Currency Conversion Slider
Protecting Your Margins from FX Fluctuations with the Currency Conversion Slider
Currency Conversion Slider
The currency conversion slider helps you safeguard your bookings from foreign exchange (FX) fluctuations by adding padding to an itinerary's total Sell Price.
Using the slider, you can view real-time conversions between your selected selling currency and the local currency your line items have been costed in.
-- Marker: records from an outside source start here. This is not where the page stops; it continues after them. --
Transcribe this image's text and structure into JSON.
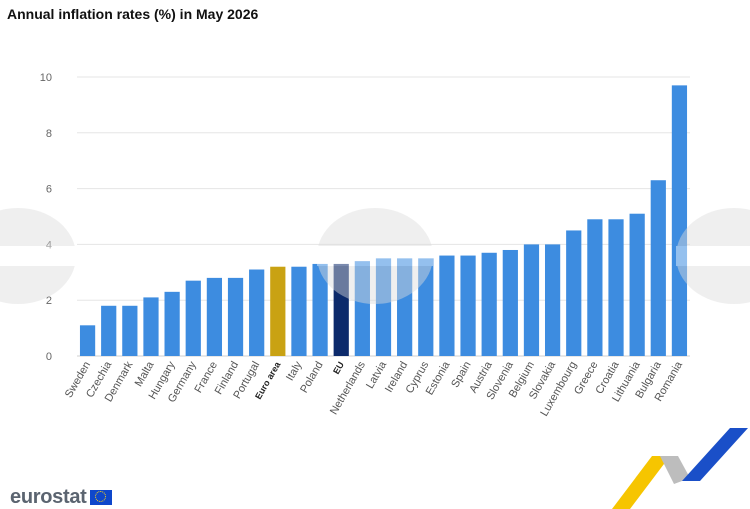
{
  "header": {
    "title": "Annual inflation rates (%) in May 2026"
  },
  "branding": {
    "logo_text": "eurostat"
  },
  "colors": {
    "default": "#3d8ce0",
    "euro_area": "#c9a213",
    "eu": "#0c2a6b",
    "grid": "#e5e5e5",
    "axis": "#cfcfcf"
  },
  "chart_data": {
    "type": "bar",
    "title": "Annual inflation rates (%) in May 2026",
    "xlabel": "",
    "ylabel": "",
    "ylim": [
      0,
      10
    ],
    "yticks": [
      0,
      2,
      4,
      6,
      8,
      10
    ],
    "grid": true,
    "categories": [
      "Sweden",
      "Czechia",
      "Denmark",
      "Malta",
      "Hungary",
      "Germany",
      "France",
      "Finland",
      "Portugal",
      "Euro area",
      "Italy",
      "Poland",
      "EU",
      "Netherlands",
      "Latvia",
      "Ireland",
      "Cyprus",
      "Estonia",
      "Spain",
      "Austria",
      "Slovenia",
      "Belgium",
      "Slovakia",
      "Luxembourg",
      "Greece",
      "Croatia",
      "Lithuania",
      "Bulgaria",
      "Romania"
    ],
    "values": [
      1.1,
      1.8,
      1.8,
      2.1,
      2.3,
      2.7,
      2.8,
      2.8,
      3.1,
      3.2,
      3.2,
      3.3,
      3.3,
      3.4,
      3.5,
      3.5,
      3.5,
      3.6,
      3.6,
      3.7,
      3.8,
      4.0,
      4.0,
      4.5,
      4.9,
      4.9,
      5.1,
      6.3,
      9.7
    ],
    "highlights": {
      "Euro area": "euro_area",
      "EU": "eu"
    }
  }
}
This allows you to adjust pricing accordingly, ensuring your margin is protected throughout the booking process from client presentation to your final margin disbursement to your agency.
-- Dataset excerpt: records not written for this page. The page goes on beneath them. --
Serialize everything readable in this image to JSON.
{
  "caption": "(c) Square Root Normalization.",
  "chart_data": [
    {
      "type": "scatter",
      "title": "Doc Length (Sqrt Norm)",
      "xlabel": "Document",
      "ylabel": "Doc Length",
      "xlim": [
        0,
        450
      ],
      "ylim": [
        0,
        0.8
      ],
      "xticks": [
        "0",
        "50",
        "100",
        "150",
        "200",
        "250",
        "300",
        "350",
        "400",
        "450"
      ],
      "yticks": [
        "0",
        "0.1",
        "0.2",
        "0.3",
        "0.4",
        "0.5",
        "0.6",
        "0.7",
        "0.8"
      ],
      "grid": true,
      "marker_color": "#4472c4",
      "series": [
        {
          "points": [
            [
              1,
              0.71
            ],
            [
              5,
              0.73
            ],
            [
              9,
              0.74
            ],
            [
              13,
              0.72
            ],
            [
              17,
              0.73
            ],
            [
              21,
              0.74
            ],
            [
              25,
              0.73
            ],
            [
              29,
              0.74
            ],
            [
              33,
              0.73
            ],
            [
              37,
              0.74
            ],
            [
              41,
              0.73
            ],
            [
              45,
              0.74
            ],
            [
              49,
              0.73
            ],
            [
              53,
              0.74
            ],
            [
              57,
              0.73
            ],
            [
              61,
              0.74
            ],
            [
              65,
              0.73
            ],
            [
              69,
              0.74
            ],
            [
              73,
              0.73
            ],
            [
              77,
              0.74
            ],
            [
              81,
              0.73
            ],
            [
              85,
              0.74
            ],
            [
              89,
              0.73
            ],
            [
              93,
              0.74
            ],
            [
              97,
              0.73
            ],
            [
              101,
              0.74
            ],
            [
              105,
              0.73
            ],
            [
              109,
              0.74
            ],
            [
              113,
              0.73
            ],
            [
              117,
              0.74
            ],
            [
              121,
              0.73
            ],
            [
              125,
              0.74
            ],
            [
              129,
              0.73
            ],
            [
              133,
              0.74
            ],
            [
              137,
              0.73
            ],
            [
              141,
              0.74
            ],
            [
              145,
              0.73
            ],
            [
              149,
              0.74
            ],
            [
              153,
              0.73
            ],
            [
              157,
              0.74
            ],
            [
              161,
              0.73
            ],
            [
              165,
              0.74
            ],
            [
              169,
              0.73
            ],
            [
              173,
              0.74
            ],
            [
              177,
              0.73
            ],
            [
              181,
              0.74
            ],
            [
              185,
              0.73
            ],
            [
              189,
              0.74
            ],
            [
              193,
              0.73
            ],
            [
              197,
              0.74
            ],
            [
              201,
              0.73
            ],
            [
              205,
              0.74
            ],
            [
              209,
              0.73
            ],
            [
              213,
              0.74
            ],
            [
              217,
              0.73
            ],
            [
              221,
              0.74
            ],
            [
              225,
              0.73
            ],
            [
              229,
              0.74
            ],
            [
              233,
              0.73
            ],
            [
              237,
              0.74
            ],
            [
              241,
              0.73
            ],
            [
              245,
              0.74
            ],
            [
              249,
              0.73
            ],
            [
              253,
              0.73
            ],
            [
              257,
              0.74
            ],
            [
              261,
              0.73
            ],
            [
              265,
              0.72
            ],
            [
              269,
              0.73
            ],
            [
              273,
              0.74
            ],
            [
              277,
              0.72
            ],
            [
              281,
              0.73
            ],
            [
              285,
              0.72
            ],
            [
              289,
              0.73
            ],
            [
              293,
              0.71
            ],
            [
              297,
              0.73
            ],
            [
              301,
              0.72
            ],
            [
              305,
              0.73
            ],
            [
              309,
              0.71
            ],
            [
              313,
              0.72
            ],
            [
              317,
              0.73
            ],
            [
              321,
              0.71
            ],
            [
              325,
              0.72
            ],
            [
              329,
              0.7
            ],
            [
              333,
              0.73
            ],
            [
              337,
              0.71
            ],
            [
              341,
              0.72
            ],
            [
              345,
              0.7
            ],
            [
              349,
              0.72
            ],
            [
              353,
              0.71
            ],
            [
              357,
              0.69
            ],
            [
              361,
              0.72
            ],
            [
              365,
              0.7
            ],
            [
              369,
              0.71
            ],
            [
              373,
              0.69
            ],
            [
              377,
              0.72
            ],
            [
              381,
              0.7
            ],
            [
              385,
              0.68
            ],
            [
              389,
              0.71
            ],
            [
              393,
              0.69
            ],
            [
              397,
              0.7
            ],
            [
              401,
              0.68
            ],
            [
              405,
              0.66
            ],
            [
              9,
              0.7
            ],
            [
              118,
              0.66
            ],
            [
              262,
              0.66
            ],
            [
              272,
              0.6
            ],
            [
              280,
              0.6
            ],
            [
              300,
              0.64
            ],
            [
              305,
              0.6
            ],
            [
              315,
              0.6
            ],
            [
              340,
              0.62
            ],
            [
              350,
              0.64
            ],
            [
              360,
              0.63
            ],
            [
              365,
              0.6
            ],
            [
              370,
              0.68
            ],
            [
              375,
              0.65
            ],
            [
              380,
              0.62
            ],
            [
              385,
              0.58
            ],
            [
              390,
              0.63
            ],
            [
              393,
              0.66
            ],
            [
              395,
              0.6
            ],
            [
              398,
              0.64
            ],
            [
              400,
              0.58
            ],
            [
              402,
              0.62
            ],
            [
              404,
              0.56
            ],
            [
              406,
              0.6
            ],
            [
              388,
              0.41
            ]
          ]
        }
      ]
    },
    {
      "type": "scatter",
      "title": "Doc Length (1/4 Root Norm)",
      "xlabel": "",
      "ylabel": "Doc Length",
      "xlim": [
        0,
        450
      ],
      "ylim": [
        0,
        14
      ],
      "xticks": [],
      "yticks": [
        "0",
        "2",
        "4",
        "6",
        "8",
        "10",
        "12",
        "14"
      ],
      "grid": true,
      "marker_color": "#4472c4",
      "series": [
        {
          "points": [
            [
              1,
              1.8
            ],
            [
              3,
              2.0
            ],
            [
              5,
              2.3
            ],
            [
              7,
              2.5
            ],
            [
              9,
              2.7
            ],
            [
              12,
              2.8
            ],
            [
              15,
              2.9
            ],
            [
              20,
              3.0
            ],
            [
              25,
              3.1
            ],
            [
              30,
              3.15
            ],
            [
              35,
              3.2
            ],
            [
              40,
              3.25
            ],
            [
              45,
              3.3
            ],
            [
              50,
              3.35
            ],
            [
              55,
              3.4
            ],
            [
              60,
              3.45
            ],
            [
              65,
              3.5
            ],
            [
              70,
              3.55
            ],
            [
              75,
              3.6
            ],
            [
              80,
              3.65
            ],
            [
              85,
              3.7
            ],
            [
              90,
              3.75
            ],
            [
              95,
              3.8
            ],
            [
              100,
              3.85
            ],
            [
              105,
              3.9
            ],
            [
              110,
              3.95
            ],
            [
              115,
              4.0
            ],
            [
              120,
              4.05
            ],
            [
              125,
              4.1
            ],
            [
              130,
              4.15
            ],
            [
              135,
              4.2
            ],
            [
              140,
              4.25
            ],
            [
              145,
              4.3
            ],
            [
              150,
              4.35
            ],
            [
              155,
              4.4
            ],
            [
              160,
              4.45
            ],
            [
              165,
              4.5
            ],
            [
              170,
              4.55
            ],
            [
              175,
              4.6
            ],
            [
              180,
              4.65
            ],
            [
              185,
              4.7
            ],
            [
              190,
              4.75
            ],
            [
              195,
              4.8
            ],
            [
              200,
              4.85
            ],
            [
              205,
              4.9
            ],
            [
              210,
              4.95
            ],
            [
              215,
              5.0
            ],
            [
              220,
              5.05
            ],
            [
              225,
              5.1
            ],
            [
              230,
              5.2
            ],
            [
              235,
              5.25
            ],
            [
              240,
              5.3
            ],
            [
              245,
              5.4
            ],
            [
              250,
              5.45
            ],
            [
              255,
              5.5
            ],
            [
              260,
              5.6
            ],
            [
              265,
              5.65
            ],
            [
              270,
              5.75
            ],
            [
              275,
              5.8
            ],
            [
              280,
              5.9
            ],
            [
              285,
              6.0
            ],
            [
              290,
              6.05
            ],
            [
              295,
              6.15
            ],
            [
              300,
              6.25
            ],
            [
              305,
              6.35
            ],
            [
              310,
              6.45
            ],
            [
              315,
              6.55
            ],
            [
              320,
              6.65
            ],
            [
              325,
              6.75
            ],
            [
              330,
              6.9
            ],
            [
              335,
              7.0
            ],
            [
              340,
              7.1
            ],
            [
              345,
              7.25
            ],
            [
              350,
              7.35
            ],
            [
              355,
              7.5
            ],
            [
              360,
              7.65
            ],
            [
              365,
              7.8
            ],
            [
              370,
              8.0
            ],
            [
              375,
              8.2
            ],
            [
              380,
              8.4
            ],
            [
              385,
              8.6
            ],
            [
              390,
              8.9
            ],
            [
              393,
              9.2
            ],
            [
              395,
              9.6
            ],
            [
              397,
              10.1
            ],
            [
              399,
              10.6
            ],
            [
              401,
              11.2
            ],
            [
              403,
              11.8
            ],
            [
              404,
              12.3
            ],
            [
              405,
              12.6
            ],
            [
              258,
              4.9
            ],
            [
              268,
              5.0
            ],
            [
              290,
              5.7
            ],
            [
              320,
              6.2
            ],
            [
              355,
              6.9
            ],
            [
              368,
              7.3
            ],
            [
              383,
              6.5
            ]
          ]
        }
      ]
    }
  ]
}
How to Use the Currency Conversion Slider
1. Locate the itinerary you would like to update: Navigate to the Edit Itinerary screen.
2. Locate the Currency Conversion Slider.
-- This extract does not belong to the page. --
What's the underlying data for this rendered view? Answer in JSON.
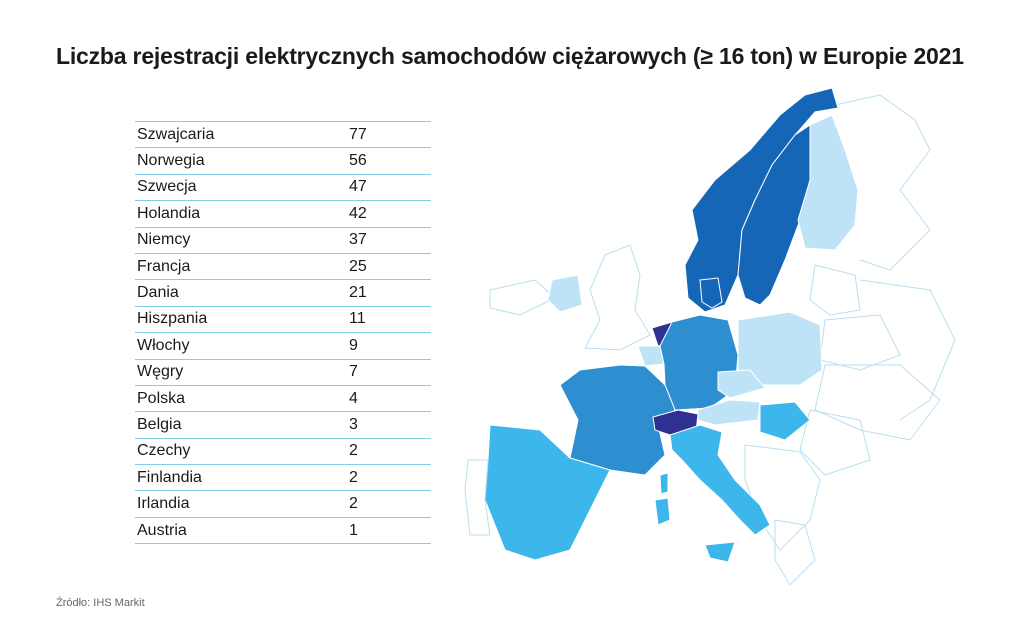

3. Adjust the Slider to Add Margin: Move the slider to adjust the margin, adding a buffer against fluctuating FX rates.
4. Update: Once you’ve padded your itinerary using the currency conversion slider, select ‘Update’ to apply your adjustment.
Important Points to Remember:
- Invoices must be in one currency—you cannot invoice in multiple currencies for the same booking.
- You can only adjust the selling currency before confirming a booking.
- The currency conversion slider offers real-time rates across multiple currencies, helping you keep margins stable.
- If you didn't pad your booking for currency conversion before you confirmed the booking, you can still apply a buffer by manually updating your invoices at any time. This ensures that any unexpected shifts in exchange rates won't affect your margin.
Best Practice
When quoting for countries like Namibia or South Africa, where suppliers charge in Rand, consider adding padding via the conversion slider, especially if you plan to invoice in a different currency. This helps account for any exchange rate shifts that may occur over time.